When Karim Benzema held up the Ballon d’Or award last month, the crowd rose to applaud him. Now he hopes to lift France fans out of their seats at the World Cup. The crowded theatre seemed fitting for Benzema’s crowning moment of personal glory, considering he was long rejected by the French public following a sex tape scandal that kept him out of the national team for six years, until 2021. France reached the Euro 2016 final and won the 2018 World Cup without him.
“There were times when it was much harder for me. There was a period when I wasn’t in the national team, but I never gave up,” Benzema — only the fifth Frenchman to win the award — said when collecting the Ballon d’Or.
Since his recall to the national team, Benzema has scored 10 goals in 16 games — including four at last year’s Euro — and he enters the World Cup as arguably the world’s most complete forward along with Lionel Messi.
“I don’t just think about scoring... I prefer to help my teammates,” Benzema said.
Jose Mourinho, Benzema’s former coach at Real Madrid, highlights the unselfish streak that the forward has maintained while winning five Champions League titles. “Karim is a team guy,” Mourinho said. “He’s not someone who thinks of himself.”
Benzema will turn 35 the day after this year’s World Cup final.
“I don’t think there’s an age limit.

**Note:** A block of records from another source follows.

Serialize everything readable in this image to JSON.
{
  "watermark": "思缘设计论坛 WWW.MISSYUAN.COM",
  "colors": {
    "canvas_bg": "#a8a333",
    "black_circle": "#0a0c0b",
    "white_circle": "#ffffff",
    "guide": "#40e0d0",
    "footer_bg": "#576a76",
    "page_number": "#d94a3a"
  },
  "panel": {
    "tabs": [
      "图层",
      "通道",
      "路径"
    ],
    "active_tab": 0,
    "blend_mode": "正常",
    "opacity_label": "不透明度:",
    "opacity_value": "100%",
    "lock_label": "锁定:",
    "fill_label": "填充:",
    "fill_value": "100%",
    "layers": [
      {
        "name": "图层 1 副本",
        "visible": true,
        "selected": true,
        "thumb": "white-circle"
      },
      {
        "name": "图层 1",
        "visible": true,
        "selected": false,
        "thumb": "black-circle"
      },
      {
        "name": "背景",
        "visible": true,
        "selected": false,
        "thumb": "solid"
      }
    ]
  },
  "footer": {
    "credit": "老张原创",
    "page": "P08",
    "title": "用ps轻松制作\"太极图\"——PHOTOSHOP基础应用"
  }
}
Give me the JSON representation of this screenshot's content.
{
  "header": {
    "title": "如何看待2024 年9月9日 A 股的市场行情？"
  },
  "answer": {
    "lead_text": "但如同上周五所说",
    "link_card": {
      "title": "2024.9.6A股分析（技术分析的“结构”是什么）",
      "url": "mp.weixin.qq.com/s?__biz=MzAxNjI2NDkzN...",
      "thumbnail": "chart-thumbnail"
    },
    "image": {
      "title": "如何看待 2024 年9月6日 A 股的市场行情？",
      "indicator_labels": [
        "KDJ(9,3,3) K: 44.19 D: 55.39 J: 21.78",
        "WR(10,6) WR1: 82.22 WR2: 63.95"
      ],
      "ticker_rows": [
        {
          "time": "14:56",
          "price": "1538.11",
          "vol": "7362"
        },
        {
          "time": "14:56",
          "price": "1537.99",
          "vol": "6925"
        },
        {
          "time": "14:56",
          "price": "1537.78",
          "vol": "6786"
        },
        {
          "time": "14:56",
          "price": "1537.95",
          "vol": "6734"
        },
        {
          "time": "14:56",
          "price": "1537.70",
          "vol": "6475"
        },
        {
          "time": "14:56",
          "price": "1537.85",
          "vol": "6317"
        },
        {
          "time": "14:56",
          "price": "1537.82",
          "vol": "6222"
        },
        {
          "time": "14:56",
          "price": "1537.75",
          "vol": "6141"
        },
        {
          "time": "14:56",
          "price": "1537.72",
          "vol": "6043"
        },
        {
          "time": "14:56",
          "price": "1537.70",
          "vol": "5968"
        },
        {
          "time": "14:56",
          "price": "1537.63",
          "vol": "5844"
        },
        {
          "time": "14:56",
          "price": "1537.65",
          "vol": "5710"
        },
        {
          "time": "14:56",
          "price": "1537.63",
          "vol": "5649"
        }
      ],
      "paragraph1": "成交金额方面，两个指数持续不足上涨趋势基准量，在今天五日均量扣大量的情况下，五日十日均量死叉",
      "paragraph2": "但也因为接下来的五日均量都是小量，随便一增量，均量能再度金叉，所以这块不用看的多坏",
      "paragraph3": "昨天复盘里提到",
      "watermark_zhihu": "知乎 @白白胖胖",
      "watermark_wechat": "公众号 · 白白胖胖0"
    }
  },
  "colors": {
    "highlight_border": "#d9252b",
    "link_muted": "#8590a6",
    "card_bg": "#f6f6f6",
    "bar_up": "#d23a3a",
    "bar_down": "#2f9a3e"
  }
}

You see more and more players improving after their 30s. It’s a question of determination,” Benzema said.
Now, he spearheads France’s attack alongside Kylian Mbappe and Antoine Griezmann, his World Cup teammate from 2014.
Benzema was France’s top scorer in Brazil but missed a last-gasp chance to equalise against Germany in a 1-0 quarter-final loss. Eight years later, he has another shot at glory on the biggest stage.
This time, the nation’s right behind him.